En fin de programme, qui détaille chaque étape, même certaines notions, l’on trouve la table des
correspondances notions/cycles (BE1 : 385) qui reprend de manière synthétique le cycle auquel tel savoir
doit être acquis. Parce que c’est bien de savoirs dont il est désormais question. Ce qui, dans le socle est
intitulé Utiliser les unités grammaticales, dans la compétence ECRIRE ou Tenir compte des unités
grammaticales dans la compétence LIRE (BE2 : 4), devient, dans les programmes un outil dont le but est
d’assurer la correction et la précision d’un message oral ou écrit (BE1 : 260) – l’oral est maintenant
considéré également – pour, dans la table de correspondances, se trouver sous la forme de Accord du
participe passé (l’) – cycle 3 (BE1 : 402).
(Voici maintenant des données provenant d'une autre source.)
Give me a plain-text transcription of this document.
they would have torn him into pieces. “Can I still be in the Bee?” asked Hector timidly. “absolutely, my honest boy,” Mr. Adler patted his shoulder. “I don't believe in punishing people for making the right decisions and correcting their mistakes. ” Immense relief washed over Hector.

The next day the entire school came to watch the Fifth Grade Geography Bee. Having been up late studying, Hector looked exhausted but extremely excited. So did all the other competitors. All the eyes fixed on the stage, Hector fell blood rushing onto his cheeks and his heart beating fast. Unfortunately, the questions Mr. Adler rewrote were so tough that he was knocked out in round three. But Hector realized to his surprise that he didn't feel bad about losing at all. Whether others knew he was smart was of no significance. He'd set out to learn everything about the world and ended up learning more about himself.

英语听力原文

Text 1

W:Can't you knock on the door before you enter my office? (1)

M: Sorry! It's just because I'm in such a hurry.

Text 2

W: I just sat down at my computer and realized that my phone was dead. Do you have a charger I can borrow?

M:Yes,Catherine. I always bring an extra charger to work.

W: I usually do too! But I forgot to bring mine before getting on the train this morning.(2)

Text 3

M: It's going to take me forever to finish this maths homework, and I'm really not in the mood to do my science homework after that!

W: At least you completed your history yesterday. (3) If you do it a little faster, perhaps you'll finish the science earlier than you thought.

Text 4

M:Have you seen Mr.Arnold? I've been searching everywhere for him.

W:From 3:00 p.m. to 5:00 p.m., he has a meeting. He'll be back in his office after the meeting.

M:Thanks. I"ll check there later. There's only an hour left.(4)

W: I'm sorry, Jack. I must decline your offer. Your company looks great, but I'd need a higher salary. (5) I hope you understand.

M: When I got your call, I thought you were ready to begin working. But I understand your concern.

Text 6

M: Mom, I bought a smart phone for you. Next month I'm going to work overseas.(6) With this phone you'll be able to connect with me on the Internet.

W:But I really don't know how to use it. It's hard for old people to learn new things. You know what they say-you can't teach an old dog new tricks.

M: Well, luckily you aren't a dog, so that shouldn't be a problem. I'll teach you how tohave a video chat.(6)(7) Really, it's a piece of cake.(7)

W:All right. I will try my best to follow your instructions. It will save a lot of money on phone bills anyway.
Les transitions nous échappent…
3.2
France
Depuis 2005, le système éducatif français s’articule autour du socle commun de connaissances et de
compétences, dont l’une des sept compétences est la Maitrise de la langue française, laquelle est à son
tour composée de connaissances (vocabulaire, grammaire, orthographe), capacités (lire, écrire, s’exprimer
à l’oral, utiliser des outils) et attitudes. Le socle reste très succinct dans l’explicitation de l’entrée
grammaire, dont il rend compte en quelques points
la ponctuation ; les structures syntaxiques fondamentales ; la nature des mots et leur
fonction ; les connecteurs logiques usuels (conjonctions de coordination, conjonctions
de subordination, adverbes) ; la conjugaison des verbes ; le système des temps et des
modes. (FR1 : 5-7).
Pour avoir plus de détails sur ce que recouvrent ces entrées, il faut regarder du côté des outils
d’évaluation : le Livret personnel de compétences, explicité par les Grilles de références pour l'évaluation
et la validation des compétences. Il y a trois paliers de certification du livret dont seuls les deux premiers
concernent le primaire, le premier devant être validé au terme du CE1, le second en fin de CM2. Ces
données sont, au niveau du Socle, le seul étagement disponible. Où le socle assume finalement que la
grammaire n’est pas une compétence mais une connaissance (FR1 : 5), le livret personnel la replace au
même niveau que les capacités (dire, lire, écrire), sous l’intitulé étude de la langue – grammaire (FR7 :
2). Alors que la découpe est similaire pour les deux premiers paliers, ceux qui nous concernent, nous
sommes toutefois en droit de nous demander pourquoi, au troisième palier, l’ordre des capacités est
inversé (lire, écrire, dire), ce qui rend la lecture plus difficile et peut laisser supposer un choix réfléchi par
le rédacteur. Les grilles de référence explicitent les critères de chaque item du livret et donnent des
indications pour l’évaluation de chacun d’entre eux, ce qui correspond à un morcèlement de la matière du
type de celui ci-dessous.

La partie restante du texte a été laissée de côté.